Beberapa dari kita mungkin memulai hidup seperti orang Farisi dalam perumpamaan Yesus, yang sangat tidak menyadari keberdosaan dan kebutuhan kita akan keselamatan sehingga kita berdoa, "Ya Allah, aku mengucap syukur kepada-Mu, karena aku tidak sama seperti semua orang lain, bukan perampok, bukan orang lalim, bukan pezinah dan bukan juga seperti pemungut cukai ini" (Lukas 18:11).

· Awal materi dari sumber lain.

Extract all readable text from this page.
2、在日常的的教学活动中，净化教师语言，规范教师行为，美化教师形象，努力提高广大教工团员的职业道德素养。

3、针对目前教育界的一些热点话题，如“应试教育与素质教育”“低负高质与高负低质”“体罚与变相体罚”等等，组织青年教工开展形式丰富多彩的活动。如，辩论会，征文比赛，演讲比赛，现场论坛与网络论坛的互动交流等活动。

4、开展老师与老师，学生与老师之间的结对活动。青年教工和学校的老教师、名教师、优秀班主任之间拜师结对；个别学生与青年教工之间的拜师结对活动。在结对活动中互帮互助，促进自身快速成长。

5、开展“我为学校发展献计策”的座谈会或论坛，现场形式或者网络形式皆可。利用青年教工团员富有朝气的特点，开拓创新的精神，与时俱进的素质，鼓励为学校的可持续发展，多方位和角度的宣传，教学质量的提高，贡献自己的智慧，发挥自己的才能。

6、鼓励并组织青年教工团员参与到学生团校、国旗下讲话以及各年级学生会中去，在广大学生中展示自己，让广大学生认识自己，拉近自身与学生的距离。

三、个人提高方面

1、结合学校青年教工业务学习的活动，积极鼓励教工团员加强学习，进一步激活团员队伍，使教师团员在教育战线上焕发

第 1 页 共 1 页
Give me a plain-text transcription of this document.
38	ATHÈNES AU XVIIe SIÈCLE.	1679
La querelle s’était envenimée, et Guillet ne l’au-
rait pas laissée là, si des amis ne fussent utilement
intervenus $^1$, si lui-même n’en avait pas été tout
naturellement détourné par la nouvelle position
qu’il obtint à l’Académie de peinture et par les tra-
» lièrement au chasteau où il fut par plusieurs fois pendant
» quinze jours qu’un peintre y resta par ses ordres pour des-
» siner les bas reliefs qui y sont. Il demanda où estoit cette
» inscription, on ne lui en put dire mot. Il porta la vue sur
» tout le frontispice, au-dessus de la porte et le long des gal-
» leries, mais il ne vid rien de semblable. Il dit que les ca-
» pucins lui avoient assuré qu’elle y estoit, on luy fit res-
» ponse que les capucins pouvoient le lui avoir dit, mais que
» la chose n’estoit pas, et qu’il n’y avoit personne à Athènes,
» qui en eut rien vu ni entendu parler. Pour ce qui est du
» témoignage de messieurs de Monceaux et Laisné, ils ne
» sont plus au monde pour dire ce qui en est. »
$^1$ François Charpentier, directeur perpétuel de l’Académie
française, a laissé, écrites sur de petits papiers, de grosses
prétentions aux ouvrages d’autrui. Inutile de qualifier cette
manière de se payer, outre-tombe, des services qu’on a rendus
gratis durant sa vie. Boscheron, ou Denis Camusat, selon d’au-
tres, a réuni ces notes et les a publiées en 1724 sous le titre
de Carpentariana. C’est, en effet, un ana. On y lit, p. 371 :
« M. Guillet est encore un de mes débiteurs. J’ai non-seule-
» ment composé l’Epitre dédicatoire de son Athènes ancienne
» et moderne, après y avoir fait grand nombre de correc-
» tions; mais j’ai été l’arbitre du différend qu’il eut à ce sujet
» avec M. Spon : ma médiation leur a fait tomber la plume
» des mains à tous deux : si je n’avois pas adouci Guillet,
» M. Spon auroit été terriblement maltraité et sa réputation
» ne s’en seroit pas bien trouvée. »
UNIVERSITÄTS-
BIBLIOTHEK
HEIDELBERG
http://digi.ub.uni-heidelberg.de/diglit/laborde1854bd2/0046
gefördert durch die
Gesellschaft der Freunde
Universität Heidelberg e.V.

Namun, pada akhirnya, kita berakhir seperti pemungut cukai yang rendah hati yang "berdiri jauh-jauh, bahkan ia tidak berani menengadah ke langit, melainkan ia memukul diri dan berkata: Ya Allah, kasihanilah aku orang berdosa ini" (Lukas 18:13).
Paulus menyebut dirinya "pemimpin orang-orang berdosa" karena ia, seperti pemungut cukai, sangat menyadari keberdosaannya dan memahami betapa besar kerugian yang ditimbulkan oleh keberdosaannya terhadap Juruselamatnya. Identifikasi diri ini adalah penemuan setiap orang yang matanya telah dibukakan, yang hati nuraninya telah dibangunkan, dan yang hatinya telah ditusuk oleh Roh Kudus. Ini adalah sikap rendah hati dari setiap orang percaya yang mengakui bahwa ia sama sekali tidak berdaya dan bergantung kepada Tuhan untuk keselamatan (Roma 5:6). Ini adalah pengakuan yang harus kita semua lakukan: "Kristus Yesus datang ke dunia untuk menyelamatkan orang berdosa,' dan di antara mereka akulah yang paling berdosa."